Говоря об этом эпистолярном жанре, Е.В. Суровцева очерчивает круг проблем, поднимаемых в письмах во власть: возмущение действиями властей и репрессиями; отчаяние из-за невозможности публиковать произведения и нищеты; попытки достучаться до властей и прояснить свои идейные и художественные позиции; лесть с целью «смягчить» тирана и бескомпромиссные заявления вплоть до готовности разорвать все связи с отечеством; мольбы о близких и т. д. Подводя итог сказанному, исследователь говорит о масштабах влияния писем такого рода: «. таков спектр настроений, отраженных в письмах к вождям.

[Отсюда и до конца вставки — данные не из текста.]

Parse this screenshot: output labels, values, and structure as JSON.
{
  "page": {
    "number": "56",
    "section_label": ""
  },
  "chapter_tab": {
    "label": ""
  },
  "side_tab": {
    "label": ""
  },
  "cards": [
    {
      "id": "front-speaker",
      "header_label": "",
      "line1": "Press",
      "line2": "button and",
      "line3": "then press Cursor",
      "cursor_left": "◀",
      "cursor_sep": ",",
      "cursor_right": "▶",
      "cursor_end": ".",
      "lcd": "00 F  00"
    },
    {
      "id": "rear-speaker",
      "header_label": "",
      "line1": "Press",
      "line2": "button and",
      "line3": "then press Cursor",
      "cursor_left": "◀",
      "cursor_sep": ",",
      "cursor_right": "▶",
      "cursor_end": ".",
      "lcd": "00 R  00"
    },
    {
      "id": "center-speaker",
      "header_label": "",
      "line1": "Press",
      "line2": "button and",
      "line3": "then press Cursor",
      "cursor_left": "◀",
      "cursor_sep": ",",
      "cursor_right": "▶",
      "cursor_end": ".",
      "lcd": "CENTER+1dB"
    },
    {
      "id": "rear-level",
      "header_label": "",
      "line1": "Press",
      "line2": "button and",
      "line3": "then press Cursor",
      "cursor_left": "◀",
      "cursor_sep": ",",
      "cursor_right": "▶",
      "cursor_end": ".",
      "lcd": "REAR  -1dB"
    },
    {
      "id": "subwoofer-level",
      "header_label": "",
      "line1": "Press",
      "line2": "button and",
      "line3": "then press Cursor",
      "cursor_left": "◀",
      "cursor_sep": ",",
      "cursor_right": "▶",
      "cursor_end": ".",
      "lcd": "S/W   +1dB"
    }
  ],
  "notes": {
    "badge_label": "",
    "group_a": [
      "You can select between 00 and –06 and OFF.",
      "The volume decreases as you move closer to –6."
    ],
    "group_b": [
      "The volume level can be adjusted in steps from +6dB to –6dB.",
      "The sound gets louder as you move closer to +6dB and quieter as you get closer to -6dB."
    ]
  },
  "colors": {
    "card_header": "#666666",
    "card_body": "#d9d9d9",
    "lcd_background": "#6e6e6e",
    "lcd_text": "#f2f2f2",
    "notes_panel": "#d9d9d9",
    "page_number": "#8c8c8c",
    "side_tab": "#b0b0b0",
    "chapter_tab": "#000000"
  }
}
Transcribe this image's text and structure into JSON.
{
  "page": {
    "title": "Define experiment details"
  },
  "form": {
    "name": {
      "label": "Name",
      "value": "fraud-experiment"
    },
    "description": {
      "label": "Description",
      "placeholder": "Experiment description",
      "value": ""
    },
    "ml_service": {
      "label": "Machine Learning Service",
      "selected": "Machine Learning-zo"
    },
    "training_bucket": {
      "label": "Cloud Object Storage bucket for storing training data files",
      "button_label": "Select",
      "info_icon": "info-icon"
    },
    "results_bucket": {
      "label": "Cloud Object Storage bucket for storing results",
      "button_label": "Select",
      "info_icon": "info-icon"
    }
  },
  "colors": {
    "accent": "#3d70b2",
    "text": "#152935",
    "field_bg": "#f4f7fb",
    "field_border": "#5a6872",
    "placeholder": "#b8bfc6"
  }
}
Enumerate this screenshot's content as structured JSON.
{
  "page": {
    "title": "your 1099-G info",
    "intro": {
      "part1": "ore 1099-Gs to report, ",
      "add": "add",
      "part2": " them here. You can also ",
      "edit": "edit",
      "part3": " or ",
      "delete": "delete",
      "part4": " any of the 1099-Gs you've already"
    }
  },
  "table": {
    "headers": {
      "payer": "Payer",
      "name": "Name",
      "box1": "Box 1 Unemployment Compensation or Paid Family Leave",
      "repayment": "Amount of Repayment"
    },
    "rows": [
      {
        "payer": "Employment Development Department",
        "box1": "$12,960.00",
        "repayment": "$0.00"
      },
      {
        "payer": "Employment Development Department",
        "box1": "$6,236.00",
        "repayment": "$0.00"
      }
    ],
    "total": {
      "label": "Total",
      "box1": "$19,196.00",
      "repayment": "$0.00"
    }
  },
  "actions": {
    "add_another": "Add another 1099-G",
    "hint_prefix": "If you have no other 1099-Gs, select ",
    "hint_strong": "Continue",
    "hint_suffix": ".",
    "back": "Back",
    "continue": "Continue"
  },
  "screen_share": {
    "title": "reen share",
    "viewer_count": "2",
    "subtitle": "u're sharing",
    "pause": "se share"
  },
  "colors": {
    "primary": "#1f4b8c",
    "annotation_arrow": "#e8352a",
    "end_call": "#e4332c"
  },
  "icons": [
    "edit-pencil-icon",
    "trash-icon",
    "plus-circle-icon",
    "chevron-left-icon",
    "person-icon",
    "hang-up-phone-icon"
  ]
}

За каждым из них личная судьба незаурядной личности, а шире -судьба русской интеллигенции и русской культуры XX века» [2, с. 4-5].
Помимо жанра «письмо вождю» в научной литературе можно встретить термин «письма во власть». Он имеет принципиальные отличия от жанра «письмо вождю». А.Я. Лившин и И.Б. Орлов дают этому термину следующую характеристику: «Письма во власть», являясь одним из видов источников личного происхождения, безусловно, несут в себе определенный субъективизм, от-
ражая индивидуальные особенности каждого корреспондента, а не только экономические и политические интересы, свойственные социальной общности в целом. Но с другой стороны, сознание, совокупность ценностных установок и ориентации определенной социальной группы не является какой-то «суммой» индивидуальных «сознаний». На самом деле коллективное сознание заключает в себе типологически общее индивидуальных и групповых сознаний» [3].
Данное определение понятия «письма во власть» рисует образ адресанта, простого, рядового человека со своими обыденными проблемами, представителя массы, в отличие от отправителей писем, характеризующихся как жанр «письмо вождю».
Кроме того, исследователи отмечают: «Условным термином «письма во власть» можно обозначить различные формы апелляции граждан к государству: письма, заявления, жалобы, предложения, доносы, проекты и т. д.» [3, с. 5].
Таким образом, «письма во власть» - это всего лишь объединение под одним понятием однородных явлений: различных форм письменного общения народа с сильными мира сего, которые, конечно, нельзя назвать «полноценным» эпистолярным жанром. Следует отметить, что и А.Я. Лившин, И.Б. Орлов акцентируют внимание на условности термина.
Возникновению образцов жанра «письмо вождю» Е. И. Замятина способствовала широкая кампания против писателя, начавшаяся после публикации осенью 1929 г. в пражском журнале «Воля России» сокращенного варианта романа «Мы». Открытые нападки на писателя начались в мае 1929 г.: в «Литературной газете» публикуется эпиграмма Александра Безыменского на Е.И. Замятина, носящая название «Справка социальной евгеники». В эпиграмме перечисляются далеко не лицеприятные «статусы» писателя: буржуй, кулак, враг. Эпиграмма Безыменского будет еще несколько раз опубликована в газете, причем в номере от 8 июля будет напечатана еще и жесткая по отношению к Замятину статья.
А уже в конце августа 1929 г. открывается массированная травля, направленная против писателя. На страницах нескольких газет («Литературная газета» от 26 августа; «Ве-
черняя Красная» от 26 августа; «Комсомольская правда» от 27 августа) рапповские деятели обвиняли Е.И. Замятина в его связи с «белой прессой» и публикации романа «Мы» за рубежом.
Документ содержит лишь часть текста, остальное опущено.